Re: csh operations and commands

From: P.T. Breuer (
Date: 04/04/04

Date: Sun, 4 Apr 2004 02:13:02 +0200

Rouben Rostamian <> wrote:
> In article <o3i3k1-97m.ln1@don.localnet>,
> Bill Marcum <> wrote:
> >
> >PS: your current assignment might require you to use csh, but I recommend
> >that you read
> >
> That well-known article puts on a passionate argument pointing out
> certain things that cannot be done in csh.
> It then concludes, erroneously, that csh should not be used for
> programming.

Well, whether the argument given is valid or not, the conclusion is
valid, in my judgment (and my user shell is and always has been csh or
tcsh). csh is a nightmare to program in, though with sufficient
debugging and hair tearing it can be done.
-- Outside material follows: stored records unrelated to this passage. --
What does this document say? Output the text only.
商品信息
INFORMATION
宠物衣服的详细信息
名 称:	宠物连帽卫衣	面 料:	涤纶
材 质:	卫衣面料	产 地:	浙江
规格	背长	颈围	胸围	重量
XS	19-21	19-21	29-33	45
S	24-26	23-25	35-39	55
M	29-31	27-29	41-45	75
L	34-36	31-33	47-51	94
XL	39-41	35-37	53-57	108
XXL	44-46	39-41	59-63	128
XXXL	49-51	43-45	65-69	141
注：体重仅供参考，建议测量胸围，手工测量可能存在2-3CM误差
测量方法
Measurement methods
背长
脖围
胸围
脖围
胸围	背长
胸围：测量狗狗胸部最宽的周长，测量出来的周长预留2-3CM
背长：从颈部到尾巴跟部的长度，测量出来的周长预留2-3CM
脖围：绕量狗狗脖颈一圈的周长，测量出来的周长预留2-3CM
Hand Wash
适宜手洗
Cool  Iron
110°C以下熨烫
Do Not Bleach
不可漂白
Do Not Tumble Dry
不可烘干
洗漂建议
Practice improves the
situation, but I have never met anyone who would volunteer to program
in it rather than in sh. Maybe some some sun engineer.

> The conclusion, however, is a non sequitur.
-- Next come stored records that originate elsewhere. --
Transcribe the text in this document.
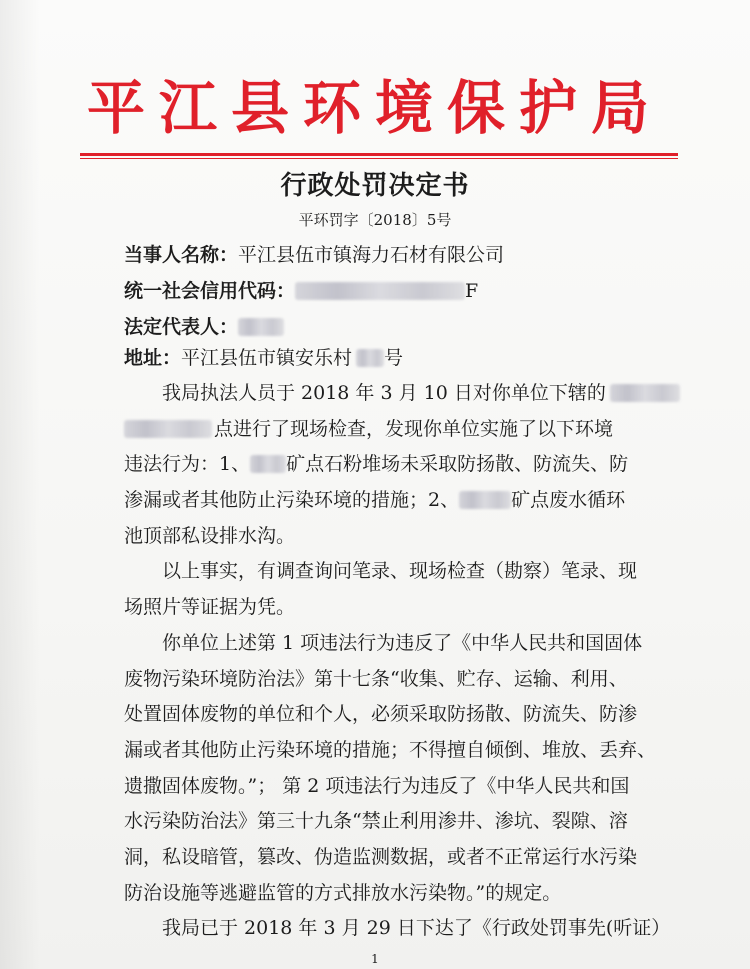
平江县环境保护局
行政处罚决定书
平环罚字〔2018〕5号
当事人名称：平江县伍市镇海力石材有限公司
统一社会信用代码：	F
法定代表人：
地址：平江县伍市镇安乐村 号
我局执法人员于 2018 年 3 月 10 日对你单位下辖的
点进行了现场检查，发现你单位实施了以下环境
违法行为：1、 矿点石粉堆场未采取防扬散、防流失、防
渗漏或者其他防止污染环境的措施；2、	矿点废水循环
池顶部私设排水沟。
以上事实，有调查询问笔录、现场检查（勘察）笔录、现
场照片等证据为凭。
你单位上述第 1 项违法行为违反了《中华人民共和国固体
废物污染环境防治法》第十七条“收集、贮存、运输、利用、
处置固体废物的单位和个人，必须采取防扬散、防流失、防渗
漏或者其他防止污染环境的措施；不得擅自倾倒、堆放、丢弃、
遗撒固体废物。”； 第 2 项违法行为违反了《中华人民共和国
水污染防治法》第三十九条“禁止利用渗井、渗坑、裂隙、溶
洞，私设暗管，篡改、伪造监测数据，或者不正常运行水污染
防治设施等逃避监管的方式排放水污染物。”的规定。
我局已于 2018 年 3 月 29 日下达了《行政处罚事先(听证）
1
But correct, even if your claim were (also) correct.

> A more balanced view would be:
> If what you need to do can be done in csh, there is nothing wrong
> with using csh. If what you need to do cannot be done in csh,
> then you should not use csh.

Well, there are some things wrong with doing it in csh even then.

   1) it takes too long to debug
   2) it will suddenly stop working when you change o/s or o/s version
      (hey, but that's true of bash!)
   3) you will go crazy writing it.

I can program in csh, but it is not fun. Basically, one repeats basic
constructs and hopes like crazy that there isn't a limit on the number
of times one can repeat them ...

> But that advice applies to any other programming tool as well.
> There is no reason to single out csh as the bad boy in the crowd.

There is. It's a _horrible_ programming language. OTOH csh (and
particularly its derivative, tcsh) are excellent user shells. Bash has
been playing catch up for a decade there.